Another solution, that might better fit a student, is to spend a half hour gaming after school, and then get focused on homework, Nelson said.



South Middle School, School Counselor Terry Caldwell said the most important thing for students getting back into the swing of the school year is just finding a healthy, manageable balance and stressed that like anything, game time isn’t necessarily bad unless it becomes excessive.

“The biggest thing is balance,” Caldwell said, “balance in school, homework, gaming and sleep, as well as physical activity.”

If you notice your student excessively tired, lethargic or falling behind in homework it’s probably time to assess how his or her time is being spent, including how much time is being spent on video games, she said



Let’s face it; the end of summer and getting back to the routine of the school year affects all of us. So, it’s not just a matter of restricting game time, it’s also about having realistic expectations and finding reasonable options, then finding the balance.





  1.    Electronic Gaming and Psychosocial Adjustment, August 2014
  2.    Video-Games Do Not Negatively Impact Adolescent Academic Performance in Science, Mathematics or Reading, 2014



Simple strategies to make studying easier:



Smart phones, tablets, and handheld gaming options like the Nintendo DS and PlayStation Vita make it clear the world of gaming has transcended the need for a dedicated device like an Xbox or PlayStation which means managing your students’ game time and encouraging study time can be a challenge.

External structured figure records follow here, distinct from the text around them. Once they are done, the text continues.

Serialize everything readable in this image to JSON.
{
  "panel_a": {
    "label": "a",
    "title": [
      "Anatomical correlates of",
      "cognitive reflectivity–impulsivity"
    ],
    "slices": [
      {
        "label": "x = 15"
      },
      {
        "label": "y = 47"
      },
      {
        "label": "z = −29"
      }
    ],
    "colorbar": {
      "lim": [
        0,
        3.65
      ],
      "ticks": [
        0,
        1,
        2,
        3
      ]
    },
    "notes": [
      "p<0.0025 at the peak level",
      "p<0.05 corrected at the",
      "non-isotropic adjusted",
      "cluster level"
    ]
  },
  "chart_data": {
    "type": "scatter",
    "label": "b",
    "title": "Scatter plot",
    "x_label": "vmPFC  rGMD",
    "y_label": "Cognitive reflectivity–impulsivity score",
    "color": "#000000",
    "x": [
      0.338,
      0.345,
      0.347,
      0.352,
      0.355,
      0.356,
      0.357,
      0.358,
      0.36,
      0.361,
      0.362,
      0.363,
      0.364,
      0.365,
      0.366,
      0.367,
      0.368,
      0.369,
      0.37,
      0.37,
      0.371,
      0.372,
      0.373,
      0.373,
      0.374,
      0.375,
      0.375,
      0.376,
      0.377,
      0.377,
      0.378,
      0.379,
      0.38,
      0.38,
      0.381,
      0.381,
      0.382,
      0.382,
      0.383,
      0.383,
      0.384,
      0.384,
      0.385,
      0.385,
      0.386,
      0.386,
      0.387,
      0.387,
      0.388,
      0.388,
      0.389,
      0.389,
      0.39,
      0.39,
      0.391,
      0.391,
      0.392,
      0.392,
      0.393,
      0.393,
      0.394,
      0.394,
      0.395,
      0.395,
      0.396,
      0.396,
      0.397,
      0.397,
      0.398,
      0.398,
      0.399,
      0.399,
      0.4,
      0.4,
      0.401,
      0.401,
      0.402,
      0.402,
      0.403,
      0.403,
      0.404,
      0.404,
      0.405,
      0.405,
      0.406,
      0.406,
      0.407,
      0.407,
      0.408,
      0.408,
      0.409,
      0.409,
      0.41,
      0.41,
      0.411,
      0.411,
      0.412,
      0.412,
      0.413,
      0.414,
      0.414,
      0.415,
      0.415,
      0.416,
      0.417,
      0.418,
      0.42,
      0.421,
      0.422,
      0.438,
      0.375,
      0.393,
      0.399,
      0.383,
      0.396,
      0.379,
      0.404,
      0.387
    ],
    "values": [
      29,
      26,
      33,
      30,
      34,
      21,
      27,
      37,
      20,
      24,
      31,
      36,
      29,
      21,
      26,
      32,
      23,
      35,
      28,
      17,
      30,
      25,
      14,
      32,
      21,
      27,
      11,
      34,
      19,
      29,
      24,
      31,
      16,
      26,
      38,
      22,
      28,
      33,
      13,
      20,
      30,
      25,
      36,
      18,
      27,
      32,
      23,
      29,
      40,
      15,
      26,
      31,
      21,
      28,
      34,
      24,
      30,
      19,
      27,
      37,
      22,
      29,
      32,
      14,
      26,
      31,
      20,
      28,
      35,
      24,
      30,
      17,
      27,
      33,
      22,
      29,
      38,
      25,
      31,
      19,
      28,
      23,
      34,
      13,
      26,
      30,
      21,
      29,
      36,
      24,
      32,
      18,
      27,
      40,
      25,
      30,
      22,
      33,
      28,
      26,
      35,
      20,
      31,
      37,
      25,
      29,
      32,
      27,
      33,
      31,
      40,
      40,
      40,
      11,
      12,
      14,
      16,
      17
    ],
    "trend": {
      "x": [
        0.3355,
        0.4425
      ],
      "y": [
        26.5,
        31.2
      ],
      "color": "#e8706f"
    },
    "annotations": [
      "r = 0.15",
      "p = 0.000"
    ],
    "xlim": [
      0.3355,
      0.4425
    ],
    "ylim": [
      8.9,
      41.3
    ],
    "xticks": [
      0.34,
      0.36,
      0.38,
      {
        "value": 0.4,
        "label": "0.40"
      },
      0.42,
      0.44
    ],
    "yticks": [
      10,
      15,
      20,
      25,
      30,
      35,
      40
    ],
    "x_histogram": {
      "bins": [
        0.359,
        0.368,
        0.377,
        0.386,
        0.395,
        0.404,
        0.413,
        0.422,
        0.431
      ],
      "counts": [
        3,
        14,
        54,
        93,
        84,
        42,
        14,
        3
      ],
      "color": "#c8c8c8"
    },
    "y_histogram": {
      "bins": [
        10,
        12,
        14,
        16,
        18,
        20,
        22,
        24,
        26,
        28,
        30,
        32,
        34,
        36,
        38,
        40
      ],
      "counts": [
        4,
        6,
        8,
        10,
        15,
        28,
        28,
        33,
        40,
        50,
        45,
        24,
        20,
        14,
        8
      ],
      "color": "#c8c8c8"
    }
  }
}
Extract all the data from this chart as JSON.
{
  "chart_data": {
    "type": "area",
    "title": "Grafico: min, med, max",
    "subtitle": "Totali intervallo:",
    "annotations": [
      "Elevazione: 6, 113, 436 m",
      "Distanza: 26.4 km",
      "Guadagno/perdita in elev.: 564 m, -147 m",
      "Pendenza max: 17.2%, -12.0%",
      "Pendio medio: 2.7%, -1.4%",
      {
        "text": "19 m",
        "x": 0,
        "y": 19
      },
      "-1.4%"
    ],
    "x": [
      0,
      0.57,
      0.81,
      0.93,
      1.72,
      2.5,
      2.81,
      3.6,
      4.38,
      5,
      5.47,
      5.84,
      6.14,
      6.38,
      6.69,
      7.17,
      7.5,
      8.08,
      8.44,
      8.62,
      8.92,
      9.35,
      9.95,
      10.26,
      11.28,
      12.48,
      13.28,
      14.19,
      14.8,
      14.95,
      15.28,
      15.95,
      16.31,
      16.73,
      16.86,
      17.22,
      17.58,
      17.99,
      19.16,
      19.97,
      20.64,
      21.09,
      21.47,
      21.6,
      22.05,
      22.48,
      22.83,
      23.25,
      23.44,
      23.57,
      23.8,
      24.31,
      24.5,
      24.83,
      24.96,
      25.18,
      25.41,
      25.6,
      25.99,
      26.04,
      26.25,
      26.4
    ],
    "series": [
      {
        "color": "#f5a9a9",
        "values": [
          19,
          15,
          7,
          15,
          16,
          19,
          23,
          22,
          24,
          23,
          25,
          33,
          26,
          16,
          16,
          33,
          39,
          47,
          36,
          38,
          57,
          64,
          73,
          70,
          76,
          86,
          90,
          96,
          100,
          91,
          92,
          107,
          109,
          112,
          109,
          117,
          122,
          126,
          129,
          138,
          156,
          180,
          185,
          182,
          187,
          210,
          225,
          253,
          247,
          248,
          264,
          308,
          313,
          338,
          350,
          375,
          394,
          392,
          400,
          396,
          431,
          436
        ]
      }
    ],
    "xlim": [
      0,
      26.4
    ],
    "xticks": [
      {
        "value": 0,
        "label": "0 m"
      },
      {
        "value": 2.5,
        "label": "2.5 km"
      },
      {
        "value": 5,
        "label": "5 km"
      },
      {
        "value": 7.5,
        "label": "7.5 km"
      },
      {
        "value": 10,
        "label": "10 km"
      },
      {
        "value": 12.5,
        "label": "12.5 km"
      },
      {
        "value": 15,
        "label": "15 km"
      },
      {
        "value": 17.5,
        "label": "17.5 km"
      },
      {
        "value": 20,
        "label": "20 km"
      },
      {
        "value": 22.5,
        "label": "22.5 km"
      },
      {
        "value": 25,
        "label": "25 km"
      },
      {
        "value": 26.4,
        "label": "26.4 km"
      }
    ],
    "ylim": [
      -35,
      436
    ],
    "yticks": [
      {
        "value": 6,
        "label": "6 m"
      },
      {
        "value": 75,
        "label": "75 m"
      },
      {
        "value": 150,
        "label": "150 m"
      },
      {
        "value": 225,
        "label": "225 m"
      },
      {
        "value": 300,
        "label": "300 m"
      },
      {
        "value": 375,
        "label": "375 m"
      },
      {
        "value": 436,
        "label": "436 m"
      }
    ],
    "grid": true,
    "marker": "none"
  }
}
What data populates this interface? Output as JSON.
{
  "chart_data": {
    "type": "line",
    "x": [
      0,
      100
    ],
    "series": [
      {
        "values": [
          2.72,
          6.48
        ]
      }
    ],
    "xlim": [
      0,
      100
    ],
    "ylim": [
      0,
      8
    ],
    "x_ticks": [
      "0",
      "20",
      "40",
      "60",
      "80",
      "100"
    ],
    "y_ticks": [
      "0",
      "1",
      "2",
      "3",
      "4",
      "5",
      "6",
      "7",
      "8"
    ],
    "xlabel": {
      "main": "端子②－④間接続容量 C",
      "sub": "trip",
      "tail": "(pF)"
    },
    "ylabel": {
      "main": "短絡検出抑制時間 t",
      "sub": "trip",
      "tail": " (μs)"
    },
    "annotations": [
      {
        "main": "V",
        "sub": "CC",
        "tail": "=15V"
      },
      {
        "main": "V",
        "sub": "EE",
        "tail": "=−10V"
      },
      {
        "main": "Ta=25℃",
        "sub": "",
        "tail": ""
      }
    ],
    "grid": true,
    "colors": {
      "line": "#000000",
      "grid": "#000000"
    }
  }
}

So, rather than round up all of the gaming devices and locking them in a drawer, here are some strategies to manage the game time and encourage study time.

  • Create a study environment for the student away from games. That might mean homework gets done in the kitchen away from the game room or television.
  • Make homework easier to do. At their study area, have the pencils, paper and books they need to study without effort.
  • Make a realistic study/game schedule and stick to it.
  • Make a rule that homework gets done first and, as a reward, enjoy some game time.